Drückjagd in Ungarn

Eine Drückjagd in Ungarn ist an Spannung nicht zu überbieten. Hier berichten einige Jagdreisende von ihren Erlebnissen.

Drückjagd in Ungarn - das osteuropäische Land lockt jedes Jahr zahlreiche Auslandsjäger zu spektakulären Drückjagden in wundervollen Landschaften. Doch Ungarn verfügt nicht nur über enorme Wildbestände, sondern auch über eine gewachsene Jagdkultur, hohe Könnerschaft und traumhafte Reviere. Ein privater Veranstalter führt dort seit 20 Jahren Verkaufsjagden durch. Wir waren dabei – und das mit Begeisterung.

Atemberaubende Landschaften

Zwanzig Zentimeter Schnee waren letzte Woche gefallen – und bis heute liegengeblieben. Die Landschaft sieht aus, als hätte sie sich einer schweren Erkältung ergeben – und unter einer Daunendecke verkrochen. Die fahle Wintersonne taucht die Szenerie in ein atemberaubendes Licht. Die letzte Nacht war eiskalt. Die Sterne standen hoch und klar am Himmel, und die Luft ist noch immer zum Schneiden. Das völlige Fehlen von Geräuschen, die schallschluckende Stille verrät, dass wirklich Winter ist. Unwillkürlich kommen einem Erinnerungen an frühere Jahrzehnte, in denen das Wild es noch viel schwerer hatte, als zu den heutigen Phasen kurzer Kälteeinbrüche.

Dankbarkeit und Freude auf der Drückjagd in Ungarn

Während mein Blick auf der Drückjagd in Ungarn über das riesige Tal von Vezprem wandert, wird die Eitelkeit der Schöpfung in jedem Detail erkennbar. Ich kann meinen Atem sehen. Blaue Wolken vernebeln die Sicht auf die spektakuläre Bühne vor mir. Und obwohl ich seit zwei Stunden verfroren auf meinem kleinen Drückjagdbock im Westen des Balatons stehe und meine Zehen nicht mehr spüren kann, fühle ich mich lebendiger als jemals zuvor. Ein wohliger Schauer des Glücks durchströmt meinen Körper, und voller Dankbarkeit schaue ich zurück auf das, was meine Freunde und ich hier während der letzten drei Tage erleben durften. Doch lassen wir die Teilnehmer selbst zu Wort kommen...

© Pauline von Hardenberg
© Pauline von Hardenberg
© Pauline von Hardenberg
© Pauline von Hardenberg

Revier Bagot, Constantin erinnert sich...

„Ich konnte die Sauen sehen, sie fegten durch den Bestand. Auch Rotwild kam, aber leider überriegelt. Daher konnte ich nicht schießen. Ich habe an diesem Tag nichts erlegt. Trotzdem war es immer spannend, mit meinen Freunden zusammen zu jagen. Ich freue mich, wenn es neben mir knallt, wenn ich die Hunde höre, wenn ich das Gefühl habe, mittendrin statt nur dabei zu sein. Am nächsten Tag kam das Wild bei mir – so ist das eben. Die Natur ist kein Automat.“

Revier Bagot, Jäger Robert erinnert sich...

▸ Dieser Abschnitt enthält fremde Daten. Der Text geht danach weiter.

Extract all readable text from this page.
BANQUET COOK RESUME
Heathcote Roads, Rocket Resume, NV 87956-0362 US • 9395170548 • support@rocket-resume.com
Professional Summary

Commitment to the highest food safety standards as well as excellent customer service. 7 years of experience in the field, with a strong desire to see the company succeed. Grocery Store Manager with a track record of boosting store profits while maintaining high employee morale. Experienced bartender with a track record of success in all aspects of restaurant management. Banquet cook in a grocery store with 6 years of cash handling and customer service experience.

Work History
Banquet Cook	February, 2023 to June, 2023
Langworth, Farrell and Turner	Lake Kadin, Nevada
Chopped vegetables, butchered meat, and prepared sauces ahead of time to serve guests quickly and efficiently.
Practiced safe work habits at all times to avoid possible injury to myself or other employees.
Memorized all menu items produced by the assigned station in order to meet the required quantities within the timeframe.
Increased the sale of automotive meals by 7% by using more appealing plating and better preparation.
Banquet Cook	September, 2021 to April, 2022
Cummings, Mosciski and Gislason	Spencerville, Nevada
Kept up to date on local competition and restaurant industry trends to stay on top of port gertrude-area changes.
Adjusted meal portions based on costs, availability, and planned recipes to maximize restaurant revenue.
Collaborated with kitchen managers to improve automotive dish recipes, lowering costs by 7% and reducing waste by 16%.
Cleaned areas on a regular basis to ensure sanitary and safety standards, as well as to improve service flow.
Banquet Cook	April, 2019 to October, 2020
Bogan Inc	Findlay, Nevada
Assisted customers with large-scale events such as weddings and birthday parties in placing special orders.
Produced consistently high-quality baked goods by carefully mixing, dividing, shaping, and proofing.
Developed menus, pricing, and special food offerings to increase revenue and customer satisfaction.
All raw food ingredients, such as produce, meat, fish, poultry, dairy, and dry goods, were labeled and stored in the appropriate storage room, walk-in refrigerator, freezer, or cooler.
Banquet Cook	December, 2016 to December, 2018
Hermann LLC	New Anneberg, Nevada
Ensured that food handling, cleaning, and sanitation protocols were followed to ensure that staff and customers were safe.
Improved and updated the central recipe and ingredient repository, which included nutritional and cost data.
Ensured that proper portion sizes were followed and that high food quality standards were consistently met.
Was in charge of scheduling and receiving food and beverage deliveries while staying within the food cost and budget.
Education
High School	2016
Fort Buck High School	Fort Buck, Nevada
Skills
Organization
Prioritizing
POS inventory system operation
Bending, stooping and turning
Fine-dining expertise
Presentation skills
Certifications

„Bei mir waren auf der Drückjagd in Ungarn unglaublich viele Saufährten,
aber die Schweine kamen partout nicht heraus.
Da wir Neuschnee hatten, haben sie sich total einschneien lassen. Die Treiber haben bravourös gekämpft, allen voran der unerschütterliche Meutenführer. Dass sie bei Neuschnee nicht aufstehen, war ärgerlich, aber umso spektakulärer war, wie das Rotwild stundenlang vor mir hin- und hergezogen ist. Da die hochläufigen Stücke mit dem Neuschnee nicht vertraut waren, verließen sie das Treiben nicht. Dadurch kam mir dasselbe starke Rudel dreimal, und ich konnte insgesamt drei Kälber erlegen. Das erlebe ich in Deutschland manchmal in einem ganzen Jahr nicht. Es war für mich eine willkommene Chance, diese faszinierende Wildart zu bejagen und Erfahrungen zu sammeln. In dem Revier Bagot sind die Rotwildbestände sehr hoch, und mein Standbegleiter war heilfroh, wenn es Schützen gibt, die mit dem Kahlwild klarkommen.“

© Pauline von Hardenberg
© Pauline von Hardenberg
© Pauline von Hardenberg

Revier Vezprem, Jäger Johannes erinnert sich...

„Ich hatte einen Stand in einem Buchenaltholz. Mich hat gleich im ersten Treiben ein starkes Rudel Rotkahlwild angewechselt. Da ich in Ungarn Platz habe und normalerweise entspannt schieße, treffe ich in der Regel auch gut. Ich konnte drei Kälber aus dem Rudel erlegen. Danach kamen immer wieder einzelne Sauen den Hang hoch, davon konnte ich noch einmal eine erlegen. Das war Jagd vom Feinsten. Nicht auf jedem Stand klappt es so, nicht jedes Treiben hier hat soviel Wild zu bieten. Aber das ist Jagd
in freier Wildbahn – und etwas anderes würde mich auch nicht reizen. Gut verstanden habe ich mich mit meinem Standbegleiter. Er kam aus Österreich und war ein Kenner der Wildbahn.“

Revier Bagot, Jäger Jasper erinnert sich...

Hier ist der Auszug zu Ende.